In the Sahel and sub-Sahel regions of Africa, malaria transmission rates are particularly high during and immediately after the rainy season. Approximately 39 million children across Africa live in areas affected by seasonal malaria, and have little or limited immunity to malaria, making them most at risk.1 Since 2012, in the absence of a highly effective vaccine, the WHO has recommended seasonal malaria chemoprevention in eligible countries (countries that experience at least 60% of malaria cases during the rainy season, usually 3–5 months of the year). SMC is the administration of full antimalarial treatment courses to children aged 3 months to 5 years at regular intervals during periods of seasonal transmission to prevent malaria infection.
The SMC working group ‘SMC Alliance’ is formally endorsed by Roll Back Malaria’s Country/Regional Support Partner Committee with MMV as the host-organization and secretariat. It serves as an umbrella body between partners and countries interested in, and currently implementing, SMC. SMC Alliance, national malaria programme teams, and local healthcare workers have ensured continued delivery of SMC during the COVID-19 pandemic.

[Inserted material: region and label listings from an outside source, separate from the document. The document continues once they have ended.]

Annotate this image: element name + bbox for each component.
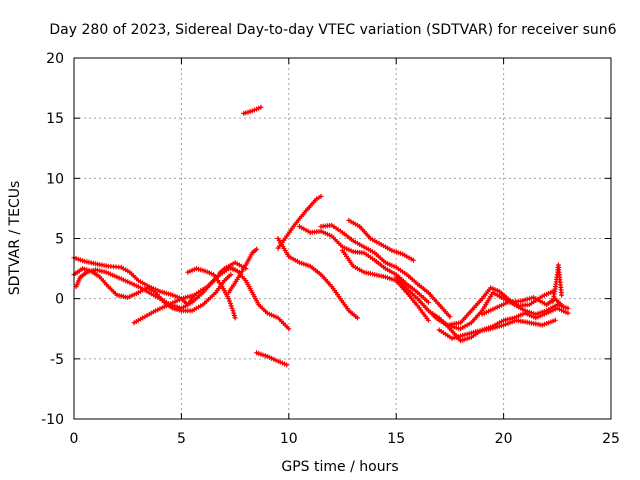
y-tick-label: 20 bbox=[46, 51, 64, 67]
data-point bbox=[254, 246, 260, 252]
series-track-5 bbox=[217, 264, 292, 332]
series-track-20 bbox=[241, 104, 264, 116]
series-track-6 bbox=[185, 266, 238, 321]
chart-title: Day 280 of 2023, Sidereal Day-to-day VTE… bbox=[49, 22, 616, 38]
y-tick-label: -10 bbox=[41, 412, 64, 428]
series-track-8 bbox=[275, 193, 324, 251]
series-track-17 bbox=[436, 317, 558, 341]
x-tick-label: 10 bbox=[280, 431, 298, 447]
x-tick-label: 25 bbox=[602, 431, 620, 447]
y-tick-label: 10 bbox=[46, 171, 64, 187]
data-point bbox=[226, 296, 232, 302]
data-point bbox=[425, 299, 431, 305]
data-point bbox=[228, 303, 234, 309]
data-point bbox=[230, 308, 236, 314]
series-track-16 bbox=[432, 285, 556, 328]
data-point bbox=[552, 317, 558, 323]
data-point bbox=[355, 315, 360, 321]
x-tick-label: 0 bbox=[70, 431, 79, 447]
series-track-7 bbox=[226, 246, 260, 296]
series-track-21 bbox=[254, 350, 290, 368]
data-point bbox=[565, 305, 571, 311]
data-point bbox=[229, 305, 235, 311]
series-track-10 bbox=[297, 224, 431, 305]
data-point bbox=[561, 304, 567, 310]
x-tick-label: 5 bbox=[177, 431, 186, 447]
series-track-4 bbox=[131, 264, 242, 326]
data-point bbox=[565, 310, 571, 316]
series-track-11 bbox=[318, 222, 453, 320]
data-point bbox=[228, 272, 234, 278]
data-point bbox=[232, 315, 238, 321]
data-point bbox=[425, 317, 431, 323]
y-tick-label: -5 bbox=[50, 352, 64, 368]
y-tick-label: 0 bbox=[55, 292, 64, 308]
data-point bbox=[447, 314, 453, 320]
data-point bbox=[318, 193, 324, 199]
series-track-13 bbox=[346, 217, 416, 263]
axis-layer: 0 5 10 15 20 25 -10 -5 0 5 10 15 20 bbox=[41, 51, 620, 447]
data-point bbox=[231, 310, 237, 316]
y-axis-label: SDTVAR / TECUs bbox=[7, 181, 23, 296]
data-layer bbox=[71, 104, 571, 368]
y-tick-label: 5 bbox=[55, 232, 64, 248]
data-point bbox=[410, 257, 416, 263]
x-axis-label: GPS time / hours bbox=[281, 459, 398, 475]
x-tick-label: 15 bbox=[387, 431, 405, 447]
grid-layer bbox=[74, 58, 611, 419]
series-track-9 bbox=[275, 236, 360, 321]
y-tick-label: 15 bbox=[46, 111, 64, 127]
data-point bbox=[258, 104, 264, 110]
data-point bbox=[231, 313, 237, 318]
x-tick-label: 20 bbox=[495, 431, 513, 447]
data-point bbox=[286, 326, 292, 332]
data-point bbox=[559, 292, 565, 298]
data-point bbox=[227, 298, 232, 304]
series-line bbox=[72, 256, 196, 306]
series-track-19 bbox=[550, 262, 565, 304]
data-point bbox=[284, 362, 290, 368]
data-point bbox=[227, 301, 233, 306]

Dr André-Marie Tchouatieu discusses SMC and the global effort to eliminate malaria.
1. As SMC protects children from malaria and reduces hospitalization, it became an even more critical tool during the COVID-19 pandemic, yet there were also pandemic-related challenges. Can you talk us through the actions undertaken to address these challenges?
In response to the recent Ebola crisis, people began avoiding health facilities, refusing drugs and not receiving healthcare providers. SMC Alliance and partners anticipated these issues during the COVID-19 pandemic and, to mitigate them, provided additional funding for personal protective equipment for health workers as well as extensive training on social distancing.
In addition, SMC Alliance and countries that implement SMC quickly began reviewing their planning and included additional preparations for SMC. A tracker was developed to share information between partners to track drug deliveries, including weekly updates. As amodiaquine was being investigated as a COVID-19 therapy, drugs were also secured for SMC campaigns to help prevent stockouts.
2. What was the role of partnerships in making this happen?
Solidarity has been key. Partners shared information widely on drug procurement, quantities and ordering. At the country level, collaboration allowed for the exchange of stocks to benefit those in need. SMC Alliance was very important in offering a platform for collaboration between all stakeholders during the COVID-19 pandemic crisis.
3. How is SMC contributing to the global effort to eliminate malaria?
SMC reduces the incidence of clinical attacks and severe malaria by about 75% in clinical trials,2 and it can be deployed across a large population relatively easily. SMC, therefore, has a huge role in malaria control. Over a single season, we can see its effect in reducing the incidence, parasite prevalence and mortality. It is important to note that investment will continue to be key for the success of SMC. Governmental and private sector investment can have a huge impact on malaria elimination and is essential for efforts to continue.
4. Why is MMV developing alternatives to SPAQ?
Drug resistance is a key concern. Today, some countries that could benefit from SMC do not implement it due to the presence of resistance to SP. In addition, it is important to anticipate the emergence of resistance in countries already implementing SMC. SMC is a very cost-effective intervention and would be of great benefit if deployed more widely. The challenge will be having new treatments that are as low cost as SPAQ.
1. Cairns M et al., Estimating the potential public health impact of seasonal malaria chemoprevention in African children. Nat Commun. 2012 Jun 6;3:881.